Rice made stops in Nichols, Dillon, Bennettsville, Florence and Timmonsville. He said the concerns he heard on every stop were basically the same.
“Our farmers and producers are concerned about crop insurance and Section 179, which is the depreciation provision,” Rice said.
Section 179 of the federal tax code allows a taxpayer to elect to deduct the cost of certain types of property on their income taxes as an expense, rather than requiring the cost of the property to be capitalized and depreciated.
Rice said the concern amongst farmers involves the depreciation provision, which allows them to write off the cost of equipment.
“Agriculture is very capital intensive. You have to spend a lot up from for a little return,” Rice said. “It’s important that our producers recover their investment in a timely manner in order to stay in business.”
Rice said he tries to visit each county in his district at least once a quarter, but Friday’s visit was all about agriculture.

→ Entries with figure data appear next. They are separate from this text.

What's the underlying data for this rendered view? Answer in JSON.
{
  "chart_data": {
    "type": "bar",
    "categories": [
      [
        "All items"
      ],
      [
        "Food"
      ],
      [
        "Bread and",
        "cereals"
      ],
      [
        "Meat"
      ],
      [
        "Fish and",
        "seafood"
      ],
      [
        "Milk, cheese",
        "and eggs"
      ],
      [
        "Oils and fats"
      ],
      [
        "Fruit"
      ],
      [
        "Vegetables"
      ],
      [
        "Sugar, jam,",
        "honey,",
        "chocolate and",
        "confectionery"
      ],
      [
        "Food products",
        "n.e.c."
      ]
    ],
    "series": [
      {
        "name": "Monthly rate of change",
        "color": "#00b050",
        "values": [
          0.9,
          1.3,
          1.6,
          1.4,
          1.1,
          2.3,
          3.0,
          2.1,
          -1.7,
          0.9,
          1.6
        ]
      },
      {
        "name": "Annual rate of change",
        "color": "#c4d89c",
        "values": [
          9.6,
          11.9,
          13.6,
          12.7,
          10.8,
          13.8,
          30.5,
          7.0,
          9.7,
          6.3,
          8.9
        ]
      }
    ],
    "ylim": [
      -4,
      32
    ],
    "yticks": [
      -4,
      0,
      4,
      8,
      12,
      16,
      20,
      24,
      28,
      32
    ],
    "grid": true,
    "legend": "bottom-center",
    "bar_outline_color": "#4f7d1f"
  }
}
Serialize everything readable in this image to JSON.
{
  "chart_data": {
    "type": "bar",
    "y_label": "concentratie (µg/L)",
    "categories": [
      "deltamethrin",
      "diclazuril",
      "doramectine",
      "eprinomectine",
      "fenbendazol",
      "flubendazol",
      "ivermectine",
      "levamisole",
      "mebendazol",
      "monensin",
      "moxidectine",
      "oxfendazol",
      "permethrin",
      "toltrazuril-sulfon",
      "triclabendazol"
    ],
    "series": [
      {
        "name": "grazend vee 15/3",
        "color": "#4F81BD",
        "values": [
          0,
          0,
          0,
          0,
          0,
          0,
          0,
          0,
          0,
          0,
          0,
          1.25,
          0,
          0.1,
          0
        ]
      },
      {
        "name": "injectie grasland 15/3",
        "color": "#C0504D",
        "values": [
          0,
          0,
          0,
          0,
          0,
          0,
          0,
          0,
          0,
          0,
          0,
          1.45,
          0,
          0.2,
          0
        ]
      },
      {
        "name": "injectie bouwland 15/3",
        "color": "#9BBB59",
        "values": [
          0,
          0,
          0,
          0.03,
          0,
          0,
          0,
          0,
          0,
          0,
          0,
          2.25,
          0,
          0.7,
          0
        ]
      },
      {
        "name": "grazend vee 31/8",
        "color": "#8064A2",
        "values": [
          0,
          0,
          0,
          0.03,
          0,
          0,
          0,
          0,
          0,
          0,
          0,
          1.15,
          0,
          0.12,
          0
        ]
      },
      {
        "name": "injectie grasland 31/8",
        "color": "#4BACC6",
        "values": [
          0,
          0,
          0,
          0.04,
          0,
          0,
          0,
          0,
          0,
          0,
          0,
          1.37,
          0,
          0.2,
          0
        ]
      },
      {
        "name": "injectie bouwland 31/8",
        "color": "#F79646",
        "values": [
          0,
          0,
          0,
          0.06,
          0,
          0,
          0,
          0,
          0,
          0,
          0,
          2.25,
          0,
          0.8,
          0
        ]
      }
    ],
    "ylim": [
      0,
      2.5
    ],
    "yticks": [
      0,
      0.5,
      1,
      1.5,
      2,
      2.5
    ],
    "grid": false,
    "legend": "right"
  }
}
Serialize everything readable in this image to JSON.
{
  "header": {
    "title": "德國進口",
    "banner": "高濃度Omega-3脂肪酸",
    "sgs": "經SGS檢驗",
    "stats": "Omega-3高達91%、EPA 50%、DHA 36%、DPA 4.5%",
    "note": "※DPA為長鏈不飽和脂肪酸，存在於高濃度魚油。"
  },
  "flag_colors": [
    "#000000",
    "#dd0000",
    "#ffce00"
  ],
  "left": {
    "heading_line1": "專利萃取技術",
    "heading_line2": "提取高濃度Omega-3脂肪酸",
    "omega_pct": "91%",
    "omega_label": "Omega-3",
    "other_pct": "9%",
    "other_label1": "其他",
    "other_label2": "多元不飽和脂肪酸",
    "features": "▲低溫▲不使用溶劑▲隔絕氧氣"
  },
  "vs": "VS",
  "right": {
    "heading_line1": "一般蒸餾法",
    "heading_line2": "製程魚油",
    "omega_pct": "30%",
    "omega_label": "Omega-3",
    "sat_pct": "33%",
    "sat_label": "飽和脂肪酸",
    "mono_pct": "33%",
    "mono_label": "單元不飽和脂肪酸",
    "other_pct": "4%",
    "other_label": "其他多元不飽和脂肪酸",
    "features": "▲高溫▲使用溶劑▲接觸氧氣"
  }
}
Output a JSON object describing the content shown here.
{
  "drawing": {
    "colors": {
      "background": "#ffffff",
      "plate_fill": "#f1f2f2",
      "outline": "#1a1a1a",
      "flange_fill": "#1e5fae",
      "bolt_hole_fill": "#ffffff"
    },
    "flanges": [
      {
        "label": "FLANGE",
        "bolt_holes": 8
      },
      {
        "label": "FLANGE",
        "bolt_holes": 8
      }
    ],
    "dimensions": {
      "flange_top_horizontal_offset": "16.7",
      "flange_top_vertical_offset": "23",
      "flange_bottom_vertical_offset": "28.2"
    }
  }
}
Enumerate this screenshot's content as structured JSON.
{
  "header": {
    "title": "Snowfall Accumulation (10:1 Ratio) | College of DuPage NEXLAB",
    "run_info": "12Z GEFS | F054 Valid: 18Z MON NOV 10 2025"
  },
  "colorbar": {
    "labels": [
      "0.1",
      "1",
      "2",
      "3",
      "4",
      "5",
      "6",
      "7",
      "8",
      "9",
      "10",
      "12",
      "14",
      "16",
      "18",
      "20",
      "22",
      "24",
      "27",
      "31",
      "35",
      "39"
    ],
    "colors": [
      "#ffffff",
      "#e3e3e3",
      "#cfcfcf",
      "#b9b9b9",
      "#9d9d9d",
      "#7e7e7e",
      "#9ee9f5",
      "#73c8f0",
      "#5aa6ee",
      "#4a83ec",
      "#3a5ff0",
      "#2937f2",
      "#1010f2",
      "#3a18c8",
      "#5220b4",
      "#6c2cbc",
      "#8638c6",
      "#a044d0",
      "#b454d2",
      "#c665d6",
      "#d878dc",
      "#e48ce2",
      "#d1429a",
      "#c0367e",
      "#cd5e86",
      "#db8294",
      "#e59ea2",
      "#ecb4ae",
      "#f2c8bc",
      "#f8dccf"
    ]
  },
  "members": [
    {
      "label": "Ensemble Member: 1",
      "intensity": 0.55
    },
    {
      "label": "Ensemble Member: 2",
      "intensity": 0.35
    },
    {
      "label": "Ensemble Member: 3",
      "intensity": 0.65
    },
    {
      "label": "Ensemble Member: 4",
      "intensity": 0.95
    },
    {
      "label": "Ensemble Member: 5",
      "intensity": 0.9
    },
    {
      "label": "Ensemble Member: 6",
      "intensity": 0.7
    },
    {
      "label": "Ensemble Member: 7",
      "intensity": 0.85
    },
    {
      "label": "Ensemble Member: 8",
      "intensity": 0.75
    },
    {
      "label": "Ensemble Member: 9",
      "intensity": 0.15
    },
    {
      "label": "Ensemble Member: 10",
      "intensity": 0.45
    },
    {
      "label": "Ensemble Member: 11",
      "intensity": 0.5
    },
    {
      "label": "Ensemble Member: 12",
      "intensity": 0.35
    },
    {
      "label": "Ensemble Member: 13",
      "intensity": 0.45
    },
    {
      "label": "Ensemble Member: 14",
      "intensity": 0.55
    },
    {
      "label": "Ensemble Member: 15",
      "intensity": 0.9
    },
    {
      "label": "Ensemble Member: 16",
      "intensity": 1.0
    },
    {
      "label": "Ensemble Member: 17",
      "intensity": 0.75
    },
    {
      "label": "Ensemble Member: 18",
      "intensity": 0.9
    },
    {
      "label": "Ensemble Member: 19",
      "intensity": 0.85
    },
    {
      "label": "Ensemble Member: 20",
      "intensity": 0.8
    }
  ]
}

In an effort to make Pee Dee farmers’ concerns known in Washington, Rice brought a special guest on the visit: Congressman Mike Conaway, R-Texas, a member of the House Committee on Agriculture.
“The purpose of this tour is to get one of the decision-makers from Washington — one who is going to be the next chairman of the House Agriculture Committee — here to see and hear firsthand what our farmers have to deal with so we can better serve their needs,” Rice said.
“I feel like maybe this district has not had quite enough attention in recent years, and we’re trying to make sure Washington is aware of the issues we face here every day,” he said. “We need to do what we can to make this industry efficient and preserve our agricultural assets, and I think the best thing Washington can do is stay out of the way. We need a stable agricultural industry. It’s a matter of national security.”
Conaway agreed and said the farmers of the Pee Dee are much like the farmers and producers in his district in Texas.
“At every stop, we’ve had questions about Section 179 and people asking about the provision extenders. Unfortunately I haven’t had a good answer for them, because the chairman hasn’t announced the schedule yet,” he said. “But I hear what they are saying, and I understand. Folks who rely on it are concerned. They’re concerned in my district, too. I think the best thing we can do is help make sure the industry remains a viable one. We need to remove the barriers and let these producers make a living.”